Step-by-step explanation:

if one of the root is 2-√3

then other root must be 2+√3

so sum of the zeros = -b/1

(2-√3)+(2+√3)=-b

b=-4

and product of the zeros = c/1

(2-√3)(2+√3)=c

(4-3)=c

c=1

so b+c= -4+1=-3

Answer 2

$\large\underline{\sf{Solution-}}$

Given that,

$\rm :\longmapsto\:1 \: root \: of \: {x}^{2} + bx + c = 0 \: is \: 2 - \sqrt{3}$

We know, that irrational roots occur in conjugate pairs.
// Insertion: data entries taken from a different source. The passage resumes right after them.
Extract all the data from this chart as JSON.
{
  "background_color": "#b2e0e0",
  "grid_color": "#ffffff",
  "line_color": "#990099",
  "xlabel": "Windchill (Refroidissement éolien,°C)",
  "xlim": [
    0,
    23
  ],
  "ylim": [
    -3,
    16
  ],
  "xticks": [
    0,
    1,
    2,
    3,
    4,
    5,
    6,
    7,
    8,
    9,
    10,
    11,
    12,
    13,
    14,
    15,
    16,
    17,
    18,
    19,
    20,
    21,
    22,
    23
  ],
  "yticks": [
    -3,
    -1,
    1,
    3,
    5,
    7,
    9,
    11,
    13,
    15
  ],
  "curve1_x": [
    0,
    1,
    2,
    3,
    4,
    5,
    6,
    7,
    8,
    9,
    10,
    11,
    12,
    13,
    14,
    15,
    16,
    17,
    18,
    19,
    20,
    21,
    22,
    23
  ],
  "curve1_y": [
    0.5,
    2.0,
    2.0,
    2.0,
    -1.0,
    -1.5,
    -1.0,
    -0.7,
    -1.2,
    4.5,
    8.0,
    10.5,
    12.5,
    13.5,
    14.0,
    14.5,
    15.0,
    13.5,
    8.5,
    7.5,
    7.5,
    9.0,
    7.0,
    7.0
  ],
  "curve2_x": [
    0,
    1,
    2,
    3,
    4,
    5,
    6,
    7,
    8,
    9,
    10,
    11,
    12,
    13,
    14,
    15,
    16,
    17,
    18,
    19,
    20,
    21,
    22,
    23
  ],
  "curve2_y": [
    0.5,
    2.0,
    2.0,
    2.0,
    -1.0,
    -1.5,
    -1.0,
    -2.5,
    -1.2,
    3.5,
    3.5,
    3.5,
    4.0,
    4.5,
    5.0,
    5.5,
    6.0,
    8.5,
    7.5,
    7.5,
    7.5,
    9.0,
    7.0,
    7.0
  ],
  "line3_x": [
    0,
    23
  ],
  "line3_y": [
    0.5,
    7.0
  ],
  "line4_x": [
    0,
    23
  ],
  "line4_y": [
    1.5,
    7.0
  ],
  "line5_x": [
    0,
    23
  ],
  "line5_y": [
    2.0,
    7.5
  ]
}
So, Let assume that roots of the equation be

$\rm :\longmapsto\: \alpha = 2 - \sqrt{3}$

and

$\rm :\longmapsto\: \beta = 2 + \sqrt{3}$

We know, that,

$\boxed{\red{\sf Sum\ of\ the\ zeroes=\frac{-coefficient\ of\ x}{coefficient\ of\ x^{2}}}}$

$\bf\implies \: \alpha + \beta = - \: \dfrac{b}{1}$

$\rm :\longmapsto\:2 - \sqrt{3} + 2 + \sqrt{3} = - b$

$\rm :\longmapsto\:4= - b$

$\rm \implies\:\boxed{ \tt{ \: b \: = \: - \: 4 \: \: }}$

Now, also we know that

$\boxed{\red{\sf Product\ of\ the\ zeroes=\frac{Constant}{coefficient\ of\ x^{2}}}}$

$\rm :\longmapsto\: \alpha \beta = \dfrac{c}{1}$

$\rm :\longmapsto\:c = (2 - \sqrt{3})(2 + \sqrt{3})$

$\rm :\longmapsto\:c = {2}^{2} - {( \sqrt{3} )}^{2}$

$\rm :\longmapsto\:c = 4 - 3$

$\rm \implies\:\boxed{ \tt{ \: c \: = \: 1\: \: }}$

Hence,

$\red{\rm :\longmapsto\:\boxed{ \tt{ \: b + c = \: - \: 4 + 1 \: = \: - \: 3 \: }}}$

Additional Information :-

1. For cubic equation

$\red{\rm :\longmapsto\: \alpha , \beta , \gamma \: are \: roots \: of \: a {x}^{3} + b {x}^{2} + cx + d = 0, \: then}$

$\boxed{ \bf{ \: \alpha + \beta + \gamma = - \dfrac{b}{a}}}$

$\boxed{ \bf{ \: \alpha \beta + \beta \gamma + \gamma \alpha = \dfrac{c}{a}}}$

$\boxed{ \bf{ \: \alpha \beta \gamma = - \dfrac{d}{a}}}$